Melayani Orang, Bukan Label
Mengasihi seperti Yesus mengasihi
Satu hari Minggu dalam sebulan, keluarga kami menjadi sukarelawan bersama tim pelayanan ke kota pedalaman yang menyediakan makanan, membagikan pakaian, dan melayani orang-orang yang membutuhkan. Karena kami kebanyakan melayani pada hari Minggu, kami biasanya akan mengikuti ibadah di gereja pada hari Sabtu malam, meskipun terkadang kami juga tidak pergi beribadah sama sekali. Seorang anak remaja kami, yang tidak keberatan kalau kami sesekali bolos ibadah, pernah berkata, “Kukira, lebih baik membantu orang miskin daripada pergi ke gereja, bukan?” Saya biasanya hanya tertawa resah, karena terkadang saya juga mengajukan pertanyaan yang sama.
Suatu kali, ketika ia memberikan alasan ini lagi, saya menjawab dengan perkataan Yesus, “Orang-orang miskin selalu ada padamu, tetapi Aku tidak akan selalu ada padamu” (Yohanes 12:8), untuk mengingatkan anak kami bahwa ibadah juga penting. Lalu, ketika saya meluangkan waktu untuk mencari ayat yang berisi perkataan Yesus itu, saya menyadari bahwa Yesus sebenarnya sedang menegur kekikiran Yudas, bukan menunjukkan tentang membuat prioritas. Yudas bukannya lebih peduli pada orang miskin; ia lebih prihatin memikirkan minyak wangi yang dicurahkan ke kaki Yesus sebagai pengorbanan yang sia-sia. Ia hanya ingin memiliki uangnya untuk dirinya sendiri (karena ia bendahara kas di kelompok murid-murid Yesus). Tetapi Yesus tidak akan membiarkan Yudas menyembunyikan dosanya di balik label-label umum dan belas kasihan yang palsu. Maka, Yesus pun menegurnya dengan berkata, “Jangan khawatir, tidak seperti wanita ini, kamu akan selalu memiliki ‘orang miskin’ atau alasan tertentu lainnya yang sama lemahnya dengan menghindari memberi.”
Bukankah kita juga kadang berlaku seperti itu? Kita bersembunyi di balik label-label. Kita mengelompokkan orang lain berdasarkan kebutuhan mereka, menyebut mereka “orang miskin” atau “tunawisma” atau “yang membutuhkan,” tanpa menyadari bahwa, di dalam proses itu, kita telah mengubah belas kasihan menjadi komoditas. Setiap tindakan pelayanan menjadi transaksi memberi dan menerima. Dengan sumber daya kita yang terbatas, kita memutuskan apa yang harus diberikan kepada “mesin belas kasihan” yang impersonal—dan apa yang harus disimpan untuk diri kita sendiri.

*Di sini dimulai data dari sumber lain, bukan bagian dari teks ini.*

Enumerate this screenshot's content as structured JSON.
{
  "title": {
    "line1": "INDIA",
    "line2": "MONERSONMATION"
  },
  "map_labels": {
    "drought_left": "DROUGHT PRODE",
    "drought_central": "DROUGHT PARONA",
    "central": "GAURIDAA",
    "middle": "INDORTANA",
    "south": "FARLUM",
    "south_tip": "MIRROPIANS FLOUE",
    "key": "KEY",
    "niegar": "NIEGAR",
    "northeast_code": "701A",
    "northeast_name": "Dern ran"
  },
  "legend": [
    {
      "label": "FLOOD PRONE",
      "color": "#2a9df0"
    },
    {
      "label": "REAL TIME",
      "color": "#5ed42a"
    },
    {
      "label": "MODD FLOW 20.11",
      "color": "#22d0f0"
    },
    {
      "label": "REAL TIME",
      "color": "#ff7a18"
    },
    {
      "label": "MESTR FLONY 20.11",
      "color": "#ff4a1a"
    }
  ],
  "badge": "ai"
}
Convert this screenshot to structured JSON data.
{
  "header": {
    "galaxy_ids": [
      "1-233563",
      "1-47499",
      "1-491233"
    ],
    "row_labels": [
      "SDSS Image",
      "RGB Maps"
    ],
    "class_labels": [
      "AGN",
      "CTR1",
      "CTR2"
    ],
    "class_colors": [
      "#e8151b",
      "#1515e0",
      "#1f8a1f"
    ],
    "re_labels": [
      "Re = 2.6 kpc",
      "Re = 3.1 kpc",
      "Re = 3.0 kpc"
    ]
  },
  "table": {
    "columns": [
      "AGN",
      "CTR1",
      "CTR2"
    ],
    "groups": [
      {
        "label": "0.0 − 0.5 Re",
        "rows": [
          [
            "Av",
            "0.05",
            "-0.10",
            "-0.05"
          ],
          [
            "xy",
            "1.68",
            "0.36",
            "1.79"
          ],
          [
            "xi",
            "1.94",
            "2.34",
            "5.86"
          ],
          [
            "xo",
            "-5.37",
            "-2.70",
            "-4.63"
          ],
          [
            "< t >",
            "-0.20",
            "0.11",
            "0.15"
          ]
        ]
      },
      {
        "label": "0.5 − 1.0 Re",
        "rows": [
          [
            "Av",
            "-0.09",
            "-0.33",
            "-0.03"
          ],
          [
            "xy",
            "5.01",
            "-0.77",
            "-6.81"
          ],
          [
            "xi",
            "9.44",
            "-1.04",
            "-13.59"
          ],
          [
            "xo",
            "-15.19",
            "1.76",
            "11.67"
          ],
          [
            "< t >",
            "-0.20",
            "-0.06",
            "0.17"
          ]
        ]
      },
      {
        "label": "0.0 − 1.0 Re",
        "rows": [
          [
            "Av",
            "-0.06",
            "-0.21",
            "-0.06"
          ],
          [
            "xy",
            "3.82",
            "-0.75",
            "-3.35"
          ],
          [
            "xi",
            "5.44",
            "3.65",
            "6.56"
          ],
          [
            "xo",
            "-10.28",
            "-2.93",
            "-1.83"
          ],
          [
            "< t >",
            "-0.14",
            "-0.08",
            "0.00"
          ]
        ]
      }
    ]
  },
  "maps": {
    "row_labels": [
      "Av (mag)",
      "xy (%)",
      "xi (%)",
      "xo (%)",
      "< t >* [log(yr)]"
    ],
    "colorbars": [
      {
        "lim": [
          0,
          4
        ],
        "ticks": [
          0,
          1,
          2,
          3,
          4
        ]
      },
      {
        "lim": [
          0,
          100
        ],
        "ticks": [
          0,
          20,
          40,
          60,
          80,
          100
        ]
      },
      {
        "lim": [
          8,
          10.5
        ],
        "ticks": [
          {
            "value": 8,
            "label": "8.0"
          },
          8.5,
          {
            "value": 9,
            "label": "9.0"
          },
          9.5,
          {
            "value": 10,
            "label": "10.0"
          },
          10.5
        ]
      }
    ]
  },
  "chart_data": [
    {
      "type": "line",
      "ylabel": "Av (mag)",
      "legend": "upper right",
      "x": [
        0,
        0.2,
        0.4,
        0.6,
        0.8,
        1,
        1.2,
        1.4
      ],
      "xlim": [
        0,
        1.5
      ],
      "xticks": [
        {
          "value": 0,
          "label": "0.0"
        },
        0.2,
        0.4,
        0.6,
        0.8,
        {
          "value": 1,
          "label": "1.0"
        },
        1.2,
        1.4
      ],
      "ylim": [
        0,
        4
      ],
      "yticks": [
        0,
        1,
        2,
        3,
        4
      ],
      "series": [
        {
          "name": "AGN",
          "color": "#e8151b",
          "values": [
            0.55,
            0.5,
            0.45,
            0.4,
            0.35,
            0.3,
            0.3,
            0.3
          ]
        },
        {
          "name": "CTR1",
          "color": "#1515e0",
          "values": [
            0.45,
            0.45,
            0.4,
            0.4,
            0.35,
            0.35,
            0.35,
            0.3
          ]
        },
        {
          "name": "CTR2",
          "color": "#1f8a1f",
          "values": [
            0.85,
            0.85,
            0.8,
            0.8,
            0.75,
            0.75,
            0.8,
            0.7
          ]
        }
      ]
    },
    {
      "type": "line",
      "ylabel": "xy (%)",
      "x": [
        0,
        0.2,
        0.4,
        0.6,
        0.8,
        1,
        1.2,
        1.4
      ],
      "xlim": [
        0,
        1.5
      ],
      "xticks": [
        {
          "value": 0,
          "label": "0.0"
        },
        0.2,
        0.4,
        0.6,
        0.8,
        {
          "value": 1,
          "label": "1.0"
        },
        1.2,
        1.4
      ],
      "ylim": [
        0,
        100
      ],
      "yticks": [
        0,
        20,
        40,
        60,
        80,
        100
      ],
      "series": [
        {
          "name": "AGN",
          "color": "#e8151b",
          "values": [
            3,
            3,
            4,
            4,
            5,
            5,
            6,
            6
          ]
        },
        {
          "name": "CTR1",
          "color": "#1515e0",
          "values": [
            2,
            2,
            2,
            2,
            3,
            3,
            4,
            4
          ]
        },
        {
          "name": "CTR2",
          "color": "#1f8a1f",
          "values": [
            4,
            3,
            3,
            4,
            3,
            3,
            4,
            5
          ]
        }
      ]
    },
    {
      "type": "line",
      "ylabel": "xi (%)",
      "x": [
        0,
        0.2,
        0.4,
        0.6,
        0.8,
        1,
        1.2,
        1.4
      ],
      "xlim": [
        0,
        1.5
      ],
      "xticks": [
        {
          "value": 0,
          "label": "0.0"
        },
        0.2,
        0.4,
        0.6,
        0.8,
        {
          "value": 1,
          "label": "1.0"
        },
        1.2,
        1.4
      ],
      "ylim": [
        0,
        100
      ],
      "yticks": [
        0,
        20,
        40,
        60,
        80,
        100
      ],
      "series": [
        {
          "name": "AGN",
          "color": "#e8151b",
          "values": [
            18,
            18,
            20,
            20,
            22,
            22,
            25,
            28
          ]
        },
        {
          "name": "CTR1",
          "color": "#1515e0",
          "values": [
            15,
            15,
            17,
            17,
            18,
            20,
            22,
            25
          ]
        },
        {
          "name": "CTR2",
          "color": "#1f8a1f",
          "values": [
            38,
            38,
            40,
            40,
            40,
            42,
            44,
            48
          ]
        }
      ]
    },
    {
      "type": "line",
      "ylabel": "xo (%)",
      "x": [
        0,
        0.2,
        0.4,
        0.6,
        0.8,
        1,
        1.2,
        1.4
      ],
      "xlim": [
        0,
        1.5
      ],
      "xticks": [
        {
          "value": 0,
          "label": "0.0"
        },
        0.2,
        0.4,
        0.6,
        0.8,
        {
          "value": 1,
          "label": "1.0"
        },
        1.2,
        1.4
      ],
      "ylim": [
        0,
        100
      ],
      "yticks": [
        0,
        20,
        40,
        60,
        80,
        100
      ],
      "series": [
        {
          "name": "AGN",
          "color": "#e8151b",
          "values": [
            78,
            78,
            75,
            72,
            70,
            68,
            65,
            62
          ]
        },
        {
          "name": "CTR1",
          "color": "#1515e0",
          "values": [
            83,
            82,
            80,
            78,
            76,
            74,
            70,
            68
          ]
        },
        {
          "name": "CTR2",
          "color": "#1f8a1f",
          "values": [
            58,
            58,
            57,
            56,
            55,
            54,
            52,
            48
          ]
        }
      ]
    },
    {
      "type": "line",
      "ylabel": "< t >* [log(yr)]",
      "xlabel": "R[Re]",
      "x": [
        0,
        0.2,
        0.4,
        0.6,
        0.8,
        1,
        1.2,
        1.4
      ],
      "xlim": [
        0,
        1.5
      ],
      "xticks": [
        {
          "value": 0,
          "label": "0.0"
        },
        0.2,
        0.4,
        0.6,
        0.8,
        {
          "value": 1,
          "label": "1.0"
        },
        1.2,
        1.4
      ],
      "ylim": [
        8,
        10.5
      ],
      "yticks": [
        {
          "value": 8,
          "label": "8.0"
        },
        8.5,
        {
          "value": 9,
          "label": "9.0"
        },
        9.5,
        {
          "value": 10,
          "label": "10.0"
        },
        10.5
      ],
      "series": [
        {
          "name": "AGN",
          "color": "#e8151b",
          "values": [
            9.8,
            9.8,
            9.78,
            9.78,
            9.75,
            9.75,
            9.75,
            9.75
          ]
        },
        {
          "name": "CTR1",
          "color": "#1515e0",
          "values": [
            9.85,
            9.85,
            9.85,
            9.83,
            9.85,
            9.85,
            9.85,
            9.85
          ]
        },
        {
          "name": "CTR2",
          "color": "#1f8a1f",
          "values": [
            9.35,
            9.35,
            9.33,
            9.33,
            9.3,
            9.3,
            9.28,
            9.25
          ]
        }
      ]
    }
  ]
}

Tetapi, jika “orang miskin” dan “yang membutuhkan” itu adalah orang-orang yang memiliki nama, wajah, dan kisah, kita tidak lagi memiliki label untuk disembunyikan. Ketika orang itu adalah Tina yang kelaparan, Andi yang membutuhkan tempat tinggal, atau Jerry yang tidak dapat membayar tagihan listrik, kita tidak lagi sekadar memberi uang atau bantuan. Kita juga akan memberikan diri kita sendiri. Itulah yang dimaksud dengan menunjukkan belas kasihan kepada orang lain, bukan sekadar label atau alasan: Kita menemukan diri kita dalam relasi, bukan dalam transaksi. Begitulah cara Maria menunjukkan belas kasihan kepada Yesus dalam adegan di Yohanes 12.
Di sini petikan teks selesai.